Japan – Interesse an der Türkei hält unvermindert an

samuraiBugün – Die Anziehungskraft der Türkei auf japanische Unternehmen, die Wachstumschancen in Übersee suchen, steigt laut Ilker Ayci, Leiter der offiziellen Investmentagentur des Landes.

Ayci meinte bei einer Presseansprache zu den letzten Aktivitäten der Agentur für Wirtschafts- und Investitionsförderung der Türkei (ISPAT) in Bezug auf die Anziehung ausländischer Investitionen, dass die intensiven Bemühungen der Agentur trotz dem Sinken in weltweiten Auslandsdirektinvestitionen (ADI) Früchte tragen.

„Die Agentur steht mit mehreren japanischen Unternehmen in Verbindung, die Investitionen in die Türkei in Betracht ziehen. Ein Besuch in Japan für Gespräche mit interessierten Unternehmen ist für August angesetzt. Wir hoffen, dass wir neue Investitionen später in diesem Jahr ankündigen können,“ kommentierte Ayci das anhaltende Interesse des Landes des Fernen Ostens für die Türkei.

Der große Binnenmarkt der Türkei, ihre junge Bevölkerung, politische Stabilität und strategische Lage sind die Hauptfaktoren für die steigenden Investitionen japanischer Unternehmen im Land. Die größten Kreditgeber Japans haben letztes Jahr Tätigkeiten in der Türkei aufgenommen und ein von Japanern geleitetes Konsortium wird das zweitgrößte Atomkraftwerk der Türkei bauen.

Bei einer Auswertung der europäischen Investitionen in der Türkei unterstrich Ayci die führende Rolle Spaniens. „Die Türkei erhielt dank der intensiven Bemühungen der Agentur von dem krisengeschüttelten Spanien Investitionen in Höhe von 443 Mio. US-Dollar in den ersten 5 Monaten des Jahres 2013,“ sagte Ayci und unterstrich die Rolle der engen Zusammenarbeit zwischen der ISPAT und der CEOE, einem der wichtigsten Wirtschaftsverbände Spaniens, mit dem die ISPAT letzten April eine Absichtserklärung unterzeichnet hat.

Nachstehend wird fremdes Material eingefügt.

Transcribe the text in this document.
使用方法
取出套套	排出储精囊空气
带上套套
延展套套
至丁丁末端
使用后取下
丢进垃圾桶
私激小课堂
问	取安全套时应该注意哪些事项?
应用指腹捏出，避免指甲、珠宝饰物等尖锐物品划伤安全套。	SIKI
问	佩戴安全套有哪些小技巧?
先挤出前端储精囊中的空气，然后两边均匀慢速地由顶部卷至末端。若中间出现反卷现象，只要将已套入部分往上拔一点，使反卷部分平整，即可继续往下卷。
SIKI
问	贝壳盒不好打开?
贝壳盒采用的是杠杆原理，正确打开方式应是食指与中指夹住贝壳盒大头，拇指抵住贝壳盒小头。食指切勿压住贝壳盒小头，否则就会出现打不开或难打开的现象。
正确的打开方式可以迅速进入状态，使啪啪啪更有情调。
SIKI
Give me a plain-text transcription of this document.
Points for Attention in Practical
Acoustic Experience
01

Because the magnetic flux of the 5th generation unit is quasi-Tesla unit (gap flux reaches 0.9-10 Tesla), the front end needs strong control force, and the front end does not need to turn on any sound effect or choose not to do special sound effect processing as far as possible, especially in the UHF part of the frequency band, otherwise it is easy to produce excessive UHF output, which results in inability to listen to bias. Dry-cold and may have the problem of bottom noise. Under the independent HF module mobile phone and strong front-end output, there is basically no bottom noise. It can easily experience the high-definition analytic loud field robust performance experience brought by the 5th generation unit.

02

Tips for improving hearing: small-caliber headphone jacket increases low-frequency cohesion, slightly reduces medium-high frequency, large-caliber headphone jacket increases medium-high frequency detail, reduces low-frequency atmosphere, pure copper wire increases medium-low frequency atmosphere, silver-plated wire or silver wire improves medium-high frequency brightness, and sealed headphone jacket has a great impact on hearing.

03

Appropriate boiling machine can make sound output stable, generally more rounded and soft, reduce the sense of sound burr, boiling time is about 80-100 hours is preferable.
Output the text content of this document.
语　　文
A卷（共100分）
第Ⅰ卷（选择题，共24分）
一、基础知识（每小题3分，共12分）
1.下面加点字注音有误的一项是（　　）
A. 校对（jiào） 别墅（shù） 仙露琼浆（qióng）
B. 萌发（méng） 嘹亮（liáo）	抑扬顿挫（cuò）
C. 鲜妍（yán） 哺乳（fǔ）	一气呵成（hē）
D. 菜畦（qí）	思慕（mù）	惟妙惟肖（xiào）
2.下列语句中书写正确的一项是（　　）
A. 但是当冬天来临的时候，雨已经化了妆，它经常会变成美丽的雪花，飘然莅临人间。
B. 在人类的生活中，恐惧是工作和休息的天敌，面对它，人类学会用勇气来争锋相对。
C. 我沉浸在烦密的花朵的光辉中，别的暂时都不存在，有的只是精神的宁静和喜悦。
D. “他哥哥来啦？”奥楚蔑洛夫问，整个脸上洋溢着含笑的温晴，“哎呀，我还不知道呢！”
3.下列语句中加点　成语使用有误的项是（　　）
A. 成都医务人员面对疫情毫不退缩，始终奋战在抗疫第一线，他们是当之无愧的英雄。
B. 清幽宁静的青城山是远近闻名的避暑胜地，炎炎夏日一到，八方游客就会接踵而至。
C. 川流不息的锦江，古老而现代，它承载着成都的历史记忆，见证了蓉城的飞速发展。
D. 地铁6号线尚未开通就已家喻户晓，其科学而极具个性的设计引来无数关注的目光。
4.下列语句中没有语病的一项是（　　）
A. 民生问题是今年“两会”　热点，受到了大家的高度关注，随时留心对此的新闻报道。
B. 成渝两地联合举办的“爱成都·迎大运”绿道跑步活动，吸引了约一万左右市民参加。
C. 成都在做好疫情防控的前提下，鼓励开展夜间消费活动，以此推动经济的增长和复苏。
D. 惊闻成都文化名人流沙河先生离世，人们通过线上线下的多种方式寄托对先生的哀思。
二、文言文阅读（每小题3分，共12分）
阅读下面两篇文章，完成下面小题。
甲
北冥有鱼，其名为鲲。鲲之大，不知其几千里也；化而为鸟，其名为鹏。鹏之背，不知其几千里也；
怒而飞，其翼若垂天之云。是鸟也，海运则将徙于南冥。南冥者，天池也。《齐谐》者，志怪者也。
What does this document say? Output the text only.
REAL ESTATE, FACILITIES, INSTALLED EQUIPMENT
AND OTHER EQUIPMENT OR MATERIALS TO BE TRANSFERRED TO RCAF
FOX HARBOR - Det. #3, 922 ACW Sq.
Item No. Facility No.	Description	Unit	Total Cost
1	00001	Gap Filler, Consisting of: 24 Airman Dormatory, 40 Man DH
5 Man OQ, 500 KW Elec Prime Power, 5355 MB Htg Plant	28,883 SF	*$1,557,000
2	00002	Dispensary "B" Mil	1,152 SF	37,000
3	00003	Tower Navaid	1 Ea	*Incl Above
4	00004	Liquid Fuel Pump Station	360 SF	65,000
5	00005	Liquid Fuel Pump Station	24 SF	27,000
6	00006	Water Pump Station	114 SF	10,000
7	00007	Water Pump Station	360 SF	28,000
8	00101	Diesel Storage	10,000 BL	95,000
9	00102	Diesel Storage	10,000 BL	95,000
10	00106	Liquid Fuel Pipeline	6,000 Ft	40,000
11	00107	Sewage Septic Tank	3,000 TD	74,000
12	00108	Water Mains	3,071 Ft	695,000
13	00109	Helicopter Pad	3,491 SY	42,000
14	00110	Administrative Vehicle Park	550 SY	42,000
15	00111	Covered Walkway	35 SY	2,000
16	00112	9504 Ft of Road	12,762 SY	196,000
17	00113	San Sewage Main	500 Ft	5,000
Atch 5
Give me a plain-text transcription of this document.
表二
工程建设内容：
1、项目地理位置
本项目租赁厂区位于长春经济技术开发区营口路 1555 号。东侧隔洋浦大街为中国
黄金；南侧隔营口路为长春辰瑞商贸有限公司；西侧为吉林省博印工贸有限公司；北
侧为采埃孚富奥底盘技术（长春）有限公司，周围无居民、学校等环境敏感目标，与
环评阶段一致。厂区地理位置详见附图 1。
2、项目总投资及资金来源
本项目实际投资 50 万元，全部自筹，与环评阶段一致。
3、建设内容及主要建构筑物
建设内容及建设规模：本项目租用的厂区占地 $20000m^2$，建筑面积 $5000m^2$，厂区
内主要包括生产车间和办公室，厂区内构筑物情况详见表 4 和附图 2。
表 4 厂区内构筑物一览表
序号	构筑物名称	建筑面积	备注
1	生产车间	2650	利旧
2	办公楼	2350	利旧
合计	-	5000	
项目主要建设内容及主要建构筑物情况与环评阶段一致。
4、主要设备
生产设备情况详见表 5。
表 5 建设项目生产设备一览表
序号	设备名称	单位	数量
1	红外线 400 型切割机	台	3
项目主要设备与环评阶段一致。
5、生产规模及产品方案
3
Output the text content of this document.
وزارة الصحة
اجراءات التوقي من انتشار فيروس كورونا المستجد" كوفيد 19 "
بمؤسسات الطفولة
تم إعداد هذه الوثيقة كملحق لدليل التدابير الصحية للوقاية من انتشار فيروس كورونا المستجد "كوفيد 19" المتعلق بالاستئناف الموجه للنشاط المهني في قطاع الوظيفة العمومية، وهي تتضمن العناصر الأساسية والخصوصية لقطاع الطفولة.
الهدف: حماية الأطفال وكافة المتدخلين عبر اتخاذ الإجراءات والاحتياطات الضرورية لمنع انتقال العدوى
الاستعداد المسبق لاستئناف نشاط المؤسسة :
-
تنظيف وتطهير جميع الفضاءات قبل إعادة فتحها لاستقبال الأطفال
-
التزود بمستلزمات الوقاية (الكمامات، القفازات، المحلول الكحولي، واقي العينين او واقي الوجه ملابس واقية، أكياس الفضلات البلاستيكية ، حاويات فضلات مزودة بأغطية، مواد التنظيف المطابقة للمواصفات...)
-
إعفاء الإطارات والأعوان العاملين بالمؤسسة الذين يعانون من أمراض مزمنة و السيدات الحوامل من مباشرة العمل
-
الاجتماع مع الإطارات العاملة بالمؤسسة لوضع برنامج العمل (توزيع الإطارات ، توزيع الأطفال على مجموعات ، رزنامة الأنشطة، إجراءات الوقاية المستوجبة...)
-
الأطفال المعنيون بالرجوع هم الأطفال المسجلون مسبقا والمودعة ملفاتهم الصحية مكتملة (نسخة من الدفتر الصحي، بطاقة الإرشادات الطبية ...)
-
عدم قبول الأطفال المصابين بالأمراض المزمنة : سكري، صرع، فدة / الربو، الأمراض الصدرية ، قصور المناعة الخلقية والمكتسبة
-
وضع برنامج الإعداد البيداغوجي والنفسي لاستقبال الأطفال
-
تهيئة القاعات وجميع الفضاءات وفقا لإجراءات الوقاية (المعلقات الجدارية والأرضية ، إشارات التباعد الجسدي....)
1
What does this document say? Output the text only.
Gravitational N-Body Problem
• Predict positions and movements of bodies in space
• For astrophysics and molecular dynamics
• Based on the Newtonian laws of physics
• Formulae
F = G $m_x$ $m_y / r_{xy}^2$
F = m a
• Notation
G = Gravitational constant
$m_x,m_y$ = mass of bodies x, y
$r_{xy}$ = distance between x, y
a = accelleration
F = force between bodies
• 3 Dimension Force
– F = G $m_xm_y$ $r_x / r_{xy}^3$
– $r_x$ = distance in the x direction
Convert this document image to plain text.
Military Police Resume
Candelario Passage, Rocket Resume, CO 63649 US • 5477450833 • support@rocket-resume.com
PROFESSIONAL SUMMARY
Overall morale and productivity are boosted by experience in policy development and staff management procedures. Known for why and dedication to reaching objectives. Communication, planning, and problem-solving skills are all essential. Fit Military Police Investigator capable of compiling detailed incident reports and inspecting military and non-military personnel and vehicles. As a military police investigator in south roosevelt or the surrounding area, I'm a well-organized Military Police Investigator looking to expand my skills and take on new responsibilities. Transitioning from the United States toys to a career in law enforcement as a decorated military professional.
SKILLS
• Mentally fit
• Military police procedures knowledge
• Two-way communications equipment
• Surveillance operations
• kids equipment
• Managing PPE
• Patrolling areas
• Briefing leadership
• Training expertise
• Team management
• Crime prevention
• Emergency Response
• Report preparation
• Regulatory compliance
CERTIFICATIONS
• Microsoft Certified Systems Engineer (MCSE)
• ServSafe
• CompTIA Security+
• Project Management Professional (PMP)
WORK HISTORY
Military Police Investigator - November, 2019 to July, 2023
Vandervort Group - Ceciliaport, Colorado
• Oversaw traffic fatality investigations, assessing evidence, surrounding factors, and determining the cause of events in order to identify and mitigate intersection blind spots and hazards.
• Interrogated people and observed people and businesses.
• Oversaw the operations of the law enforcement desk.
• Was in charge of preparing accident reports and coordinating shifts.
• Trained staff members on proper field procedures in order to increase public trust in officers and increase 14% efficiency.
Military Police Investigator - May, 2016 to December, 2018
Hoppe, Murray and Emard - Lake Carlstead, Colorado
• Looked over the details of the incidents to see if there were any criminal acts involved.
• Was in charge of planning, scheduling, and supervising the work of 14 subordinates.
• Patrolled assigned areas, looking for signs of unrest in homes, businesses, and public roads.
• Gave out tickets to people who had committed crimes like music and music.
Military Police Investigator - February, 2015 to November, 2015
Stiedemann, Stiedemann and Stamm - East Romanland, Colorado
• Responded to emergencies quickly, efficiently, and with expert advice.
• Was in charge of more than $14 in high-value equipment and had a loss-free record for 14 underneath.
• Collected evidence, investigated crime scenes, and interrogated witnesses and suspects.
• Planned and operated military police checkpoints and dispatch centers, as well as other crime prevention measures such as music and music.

Bei einer Erklärung zu bevorstehenden Veranstaltungen sagte der ISPAT-Präsident, dass im Vereinigten Königreich ein Gipfeltreffen zu den Investitionsgelegenheiten im türkischen Bergbau- und Finanzsektor geplant sei. Die Türkei mit ihrer boomenden Bergbaubranche zählt 650 und mehr Unternehmen mit ausländischem Kapital im Land, die verschiedene Erze suchen, abbauen und weiterverarbeiten. Die bewährte Finanzbranche des Landes hat Kreditgeber aus allen Teilen der Welt angezogen, die nun im Bankwesen der Türkei tätig sind. Die italienische Intesa Sanpaolo, die spanische Banco Bilbao Vizcaya Argentaria S.A (BBVA), die russische Sberbank und die Bank Burgan aus Kuwait zählen zu den letzten Neuankömmlingen im türkischen Bankensektor.

Staatsfondsbeteiligungen aus Malaysia, Singapur, Hong Kong und China zählen laut Ayci zu den Zielen der ISPAT und ihnen allen werden Investitionsgelegenheiten in der Türkei aufgezeigt werden.

Auf die Frage, ob mehr US-Investitionen in die Türkei gelockt werden, sagte der ISPAT-Leiter, dass ein Besuch der USA diesen Herbst geplant sei, bei dem bestehende und potenzielle amerikanische Investoren in der Türkei zusammengeführt werden. „Wir werden Gespräche organisieren, bei denen in der Türkei tätige US-Unternehmen mit potenziellen Investoren zusammen treffen werden und unser Investitionsumfeld fördern können,“ merkte Ayci an.

Die Türkei ist in der 24. Liste globaler ADI-Empfänger des World Investment Reports (WIR) 2013 der Konferenz der Vereinten Nationen für Handel und Entwicklung (UNCTAD) um zwei Ränge gestiegen. Das Land, das letztes Jahr 12,4 Mrd. US-Dollar an ADI angezogen hat, belegte Platz 14 unter den Schwellenländern und Platz eins für die Länder in Westasien.